Complications sans compromis
Philippe Dufour est considéré par les amateurs de haute horlogerie comme probablement le plus talentueux horloger du moment et pourtant il n’en est pas moins quasiment inconnu du grand public. Il faut dire que Philippe Dufour, né dans les années cinquante à la Vallée de Joux, a choisi de devenir indépendant en 1989 pour créer ses propres modèles de montres. Depuis, il a ainsi créé trois calibres.
Philippe Dufour entre à l’âge de 15 ans, et un peu malgré lui, à l’école technique du Sentier pour devenir horloger.
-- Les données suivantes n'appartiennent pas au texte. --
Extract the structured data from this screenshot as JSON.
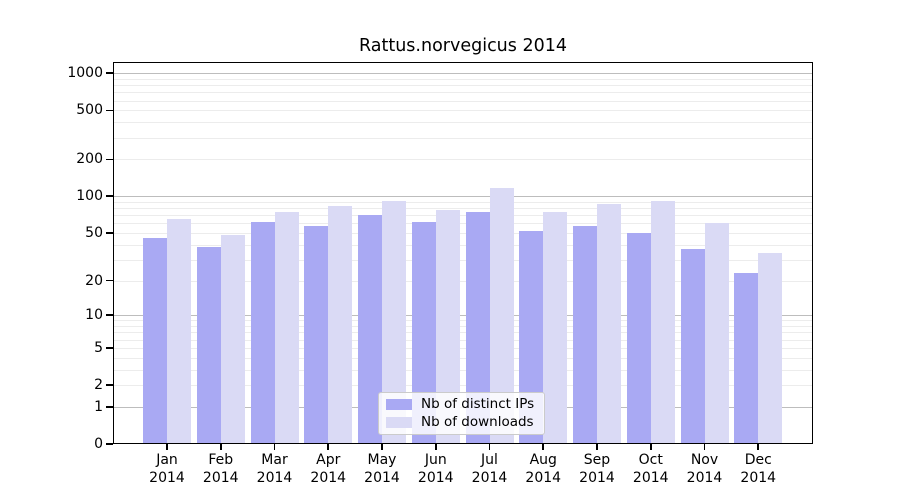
{
  "chart_data": {
    "type": "bar",
    "title": "Rattus.norvegicus 2014",
    "xlabel": "",
    "ylabel": "",
    "categories": [
      {
        "month": "Jan",
        "year": "2014"
      },
      {
        "month": "Feb",
        "year": "2014"
      },
      {
        "month": "Mar",
        "year": "2014"
      },
      {
        "month": "Apr",
        "year": "2014"
      },
      {
        "month": "May",
        "year": "2014"
      },
      {
        "month": "Jun",
        "year": "2014"
      },
      {
        "month": "Jul",
        "year": "2014"
      },
      {
        "month": "Aug",
        "year": "2014"
      },
      {
        "month": "Sep",
        "year": "2014"
      },
      {
        "month": "Oct",
        "year": "2014"
      },
      {
        "month": "Nov",
        "year": "2014"
      },
      {
        "month": "Dec",
        "year": "2014"
      }
    ],
    "series": [
      {
        "name": "Nb of distinct IPs",
        "color": "#a9a9f3",
        "values": [
          45,
          38,
          62,
          57,
          70,
          62,
          75,
          52,
          57,
          50,
          37,
          23
        ]
      },
      {
        "name": "Nb of downloads",
        "color": "#dadaf5",
        "values": [
          65,
          48,
          75,
          84,
          92,
          77,
          116,
          75,
          86,
          92,
          60,
          34
        ]
      }
    ],
    "y_ticks": [
      0,
      1,
      2,
      5,
      10,
      20,
      50,
      100,
      200,
      500,
      1000
    ],
    "y_scale": "log10(1+x)",
    "ylim": [
      0,
      1200
    ],
    "grid": "horizontal-log-minor",
    "legend_position": "lower-center-inside",
    "colors": {
      "axis": "#000000",
      "grid_minor": "#ececec",
      "grid_major": "#bdbdbd"
    }
  }
}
Contre toute attente, il se passionne très vite pour ce métier et en sort diplômé en 1967. Immédiatement, il a l’opportunité de travailler pour une grande marque de la Vallée où il parfait sa formation.
Après avoir travaillé pour les plus prestigieuses enseignes horlogères, non seulement à la Vallée mais aussi à l’étranger, notamment aux Caraïbes, il lance sa propre affaire de restauration de montres anciennes dans un atelier du Brassus. C’est en s’inspirant de celles-ci que Philippe Dufour décide en 1989 de créer ses propres créations et devient horloger indépendant.
 
En 1992, il fait sensation à la Foire de Bâle en présentant un modèle inédit de montre-bracelet grande sonnerie répétition minutes. Quelques années plus tard, il présente sa seconde montre, la Duality. Une montre qui fonctionne avec deux cœurs. Sa renommée devient alors mondiale auprès des amateurs de haute horlogerie. Afin d’atteindre une clientèle plus large, il développe en 2000 la Simplicity. Une montre "toute simple" comme son nom l’indique, mais dont le degré de finition est tel, qu’il lui faudra 12 ans pour en fabriquer 200.
Autant dire qu’avec une production aussi confidentielle, son carnet de commande ne désemplit pas et que ses clients sont obligés d’attendre souvent des années pour acquérir enfin leur précieux garde-temps. Au Japon, où il compte ses plus fidèles amateurs, il est d’ailleurs considéré comme une véritable star.
En vingt ans, il aura donc créé trois calibres. « C’est déjà pas mal pour un seul homme », nous confia-t-il non sans une certaine fierté. Son secret : de la patience, une exigence sans compromis et une bonne dose d’humilité. Son regret : n’avoir malheureusement pas réussi à constituer une équipe autour de lui.
C’est donc seul, dans une ancienne classe de l’école primaire du Solliat, à deux pas du Sentier, qu’il travaille inlassablement. On y trouve quantité de vielles machines récupérées ici et là, souvent au prix de la fonte, mais malheureusement sans mode d’emploi. Patiemment, il a redécouvert les techniques anciennes. Du polissage à l’anglage, en passant par les décorations, chaque pièce est réalisée à la main avec un souci du détail hors du commun.
Constatant la disparition progressive de ce fameux "tour de main" dans l’industrie horlogère  moderne, Philippe Dufour a initié en 2012, avec les horlogers indépendants Robert Greubel et Stephen Forsey, le projet "Naissance d’une montre" visant à "sauvegarder, perpétuer et transmettre l’excellence du savoir-faire horloger pour les générations futures". Car, comme il aime à le dire: "les cimetières sont remplis de secrets. Aujourd’hui j’ai envie de transmettre, avant qu’il ne soit trop tard… ".